Wednesday, March 2, 2022

“Certain it is that the whole story of the children and their cruel uncle was to be seen fairly carved out in wood upon the chimneypiece of the great hall, the whole story down to the Robin Redbreasts, till a foolish rich person pulled it down to set up a marble one of modern invention in its stead, with no story upon it”—Explain.



 These lines are extracted from Charles Lamb's autobiographical and romantic-essay Dream Children. Lamb always indulged in reverie and fantasized. Lamb always indulged in reverie and fantasized the heavenly essence of family life which he never got in his life. Lamb's imaginative world consisted of his adolescent memories. his affectionate grandmother and the haunted house in which she lived. Mrs Field's great Norfolk house had a gruesome history. It tells us a mournful story, in the form of a ballad about a pretty pair of children murdered in a Norfolk wood by two ruffians with the consent of their uncle. In Bishop Percy's “Reliques of Ancient English Poetry” we find this ballad, called “The Children in the Wood”.

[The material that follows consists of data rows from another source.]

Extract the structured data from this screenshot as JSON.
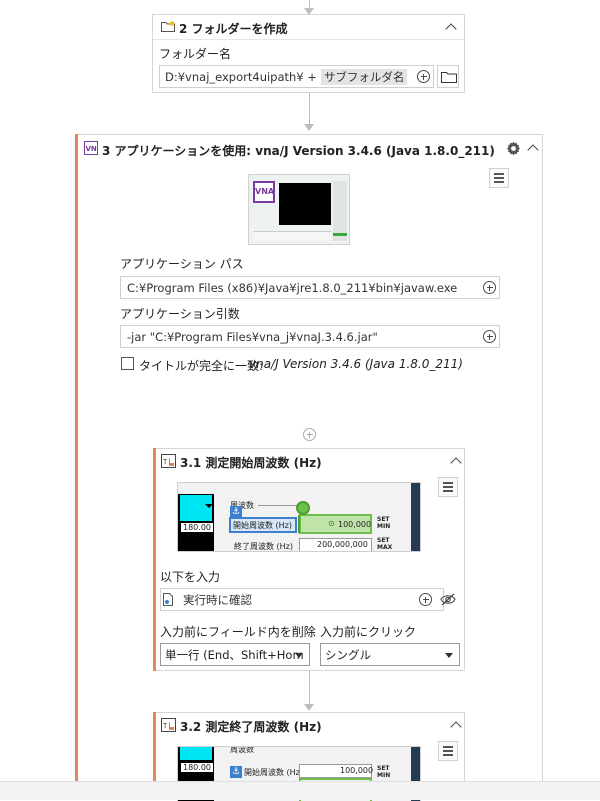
{
  "step2": {
    "number_title": "2 フォルダーを作成",
    "folder_label": "フォルダー名",
    "folder_path": "D:¥vnaj_export4uipath¥ +",
    "folder_token": "サブフォルダ名"
  },
  "step3": {
    "title": "3 アプリケーションを使用: vna/J Version 3.4.6 (Java 1.8.0_211)",
    "app_icon_text": "VNA",
    "app_path_label": "アプリケーション パス",
    "app_path_value": "C:¥Program Files (x86)¥Java¥jre1.8.0_211¥bin¥javaw.exe",
    "app_args_label": "アプリケーション引数",
    "app_args_value": "-jar \"C:¥Program Files¥vna_j¥vnaJ.3.4.6.jar\"",
    "exact_match_label": "タイトルが完全に一致:",
    "exact_match_value": "vna/J Version 3.4.6 (Java 1.8.0_211)"
  },
  "step31": {
    "title": "3.1 測定開始周波数 (Hz)",
    "preview": {
      "group": "周波数",
      "left_value": "180.00",
      "start_label": "開始周波数 (Hz)",
      "start_value": "100,000",
      "end_label": "終了周波数 (Hz)",
      "end_value": "200,000,000",
      "set_label": "SET",
      "min_label": "MIN",
      "max_label": "MAX"
    },
    "input_label": "以下を入力",
    "input_value": "実行時に確認",
    "clear_label": "入力前にフィールド内を削除",
    "clear_value": "単一行 (End、Shift+Hom",
    "click_label": "入力前にクリック",
    "click_value": "シングル"
  },
  "step32": {
    "title": "3.2 測定終了周波数 (Hz)",
    "preview": {
      "group": "周波数",
      "left_value": "180.00",
      "start_label": "開始周波数 (Hz)",
      "start_value": "100,000",
      "set_label": "SET",
      "min_label": "MIN"
    }
  },
  "colors": {
    "accent_orange": "#e8865a",
    "folder_yellow": "#f0c419",
    "app_purple": "#7a3aa0",
    "selection_green": "#6cbf4a",
    "selection_blue": "#3f7fd0"
  },
  "icons": [
    "folder-icon",
    "app-icon",
    "settings-gear-icon",
    "chevron-up-icon",
    "menu-icon",
    "plus-circle-icon",
    "browse-folder-icon",
    "type-into-icon",
    "eye-off-icon",
    "file-lock-icon"
  ]
}
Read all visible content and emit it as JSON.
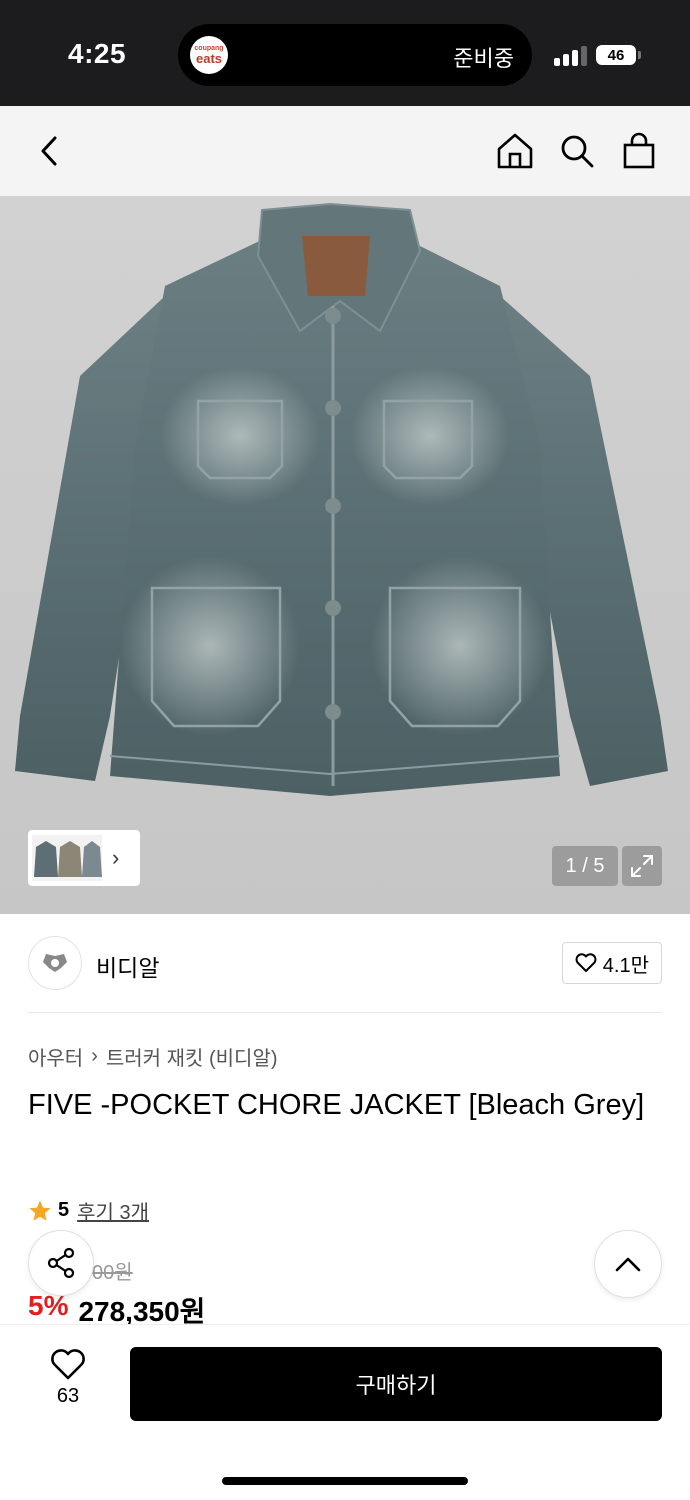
{
  "status_bar": {
    "time": "4:25",
    "island_app_line1": "coupang",
    "island_app_line2": "eats",
    "island_status": "준비중",
    "battery": "46"
  },
  "nav": {
    "back_icon": "chevron-left-icon",
    "home_icon": "home-icon",
    "search_icon": "search-icon",
    "cart_icon": "shopping-bag-icon"
  },
  "gallery": {
    "counter": "1 / 5",
    "thumb_arrow": "›"
  },
  "brand": {
    "name": "비디알",
    "likes": "4.1만"
  },
  "breadcrumb": {
    "category": "아우터",
    "separator": "›",
    "subcategory": "트러커 재킷 (비디알)"
  },
  "product": {
    "title": "FIVE -POCKET CHORE JACKET [Bleach Grey]",
    "rating_score": "5",
    "reviews": "후기 3개",
    "original_price": "00원",
    "discount": "5%",
    "price": "278,350원"
  },
  "bottom_bar": {
    "wish_count": "63",
    "buy_label": "구매하기"
  },
  "colors": {
    "discount_red": "#e02020",
    "star": "#f5a623",
    "denim": "#5f7478"
  }
}
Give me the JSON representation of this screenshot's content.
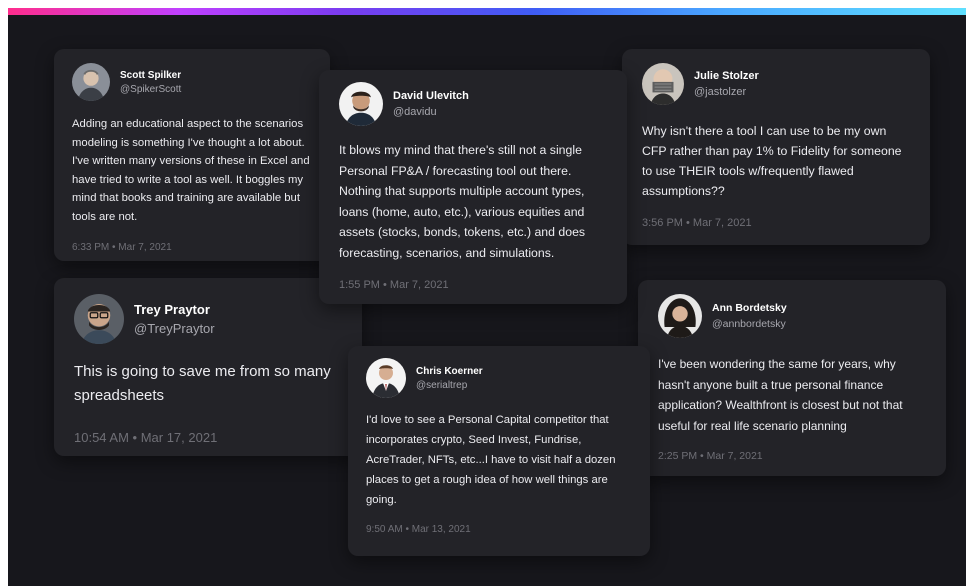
{
  "colors": {
    "background": "#17171c",
    "card": "#232328",
    "gradient": [
      "#ff2d8c",
      "#7a3cf0",
      "#3f5df5",
      "#5fe0ff"
    ]
  },
  "testimonials": {
    "scott": {
      "name": "Scott Spilker",
      "handle": "@SpikerScott",
      "text": "Adding an educational aspect to the scenarios modeling is something I've thought a lot about. I've written many versions of these in Excel and have tried to write a tool as well. It boggles my mind that books and training are available but tools are not.",
      "time": "6:33 PM • Mar 7, 2021",
      "avatar_icon": "avatar-photo"
    },
    "david": {
      "name": "David Ulevitch",
      "handle": "@davidu",
      "text": "It blows my mind that there's still not a single Personal FP&A / forecasting tool out there. Nothing that supports multiple account types, loans (home, auto, etc.), various equities and assets (stocks, bonds, tokens, etc.) and does forecasting, scenarios, and simulations.",
      "time": "1:55 PM • Mar 7, 2021",
      "avatar_icon": "avatar-photo"
    },
    "julie": {
      "name": "Julie Stolzer",
      "handle": "@jastolzer",
      "text": "Why isn't there a tool I can use to be my own CFP rather than pay 1% to Fidelity for someone to use THEIR tools w/frequently flawed assumptions??",
      "time": "3:56 PM • Mar 7, 2021",
      "avatar_icon": "avatar-photo"
    },
    "trey": {
      "name": "Trey Praytor",
      "handle": "@TreyPraytor",
      "text": "This is going to save me from so many spreadsheets",
      "time": "10:54 AM • Mar 17, 2021",
      "avatar_icon": "avatar-photo"
    },
    "chris": {
      "name": "Chris Koerner",
      "handle": "@serialtrep",
      "text": "I'd love to see a Personal Capital competitor that incorporates crypto, Seed Invest, Fundrise, AcreTrader, NFTs, etc...I have to visit half a dozen places to get a rough idea of how well things are going.",
      "time": "9:50 AM • Mar 13, 2021",
      "avatar_icon": "avatar-photo"
    },
    "ann": {
      "name": "Ann Bordetsky",
      "handle": "@annbordetsky",
      "text": "I've been wondering the same for years, why hasn't anyone built a true personal finance application? Wealthfront is closest but not that useful for real life scenario planning",
      "time": "2:25 PM • Mar 7, 2021",
      "avatar_icon": "avatar-photo"
    }
  }
}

This pathetic subject was engraved upon the wooden chimney-piece in the great halls of the Norfolk house. This wooden piece reminded him how the two innocent children were killed in the wood and left without burial! Robin Redbreasts out of pity veiled their dead bodies with leaves and gave the two unlucky corpses a decent burial. This interesting wooden chimney-piece was replaced by a marble one, which had no story carved on it, by the new owner of the house. Lamb, in these lines, has focused. on the block-headed stupidity and foolish vulgarity of the owner of Norfolk mansion.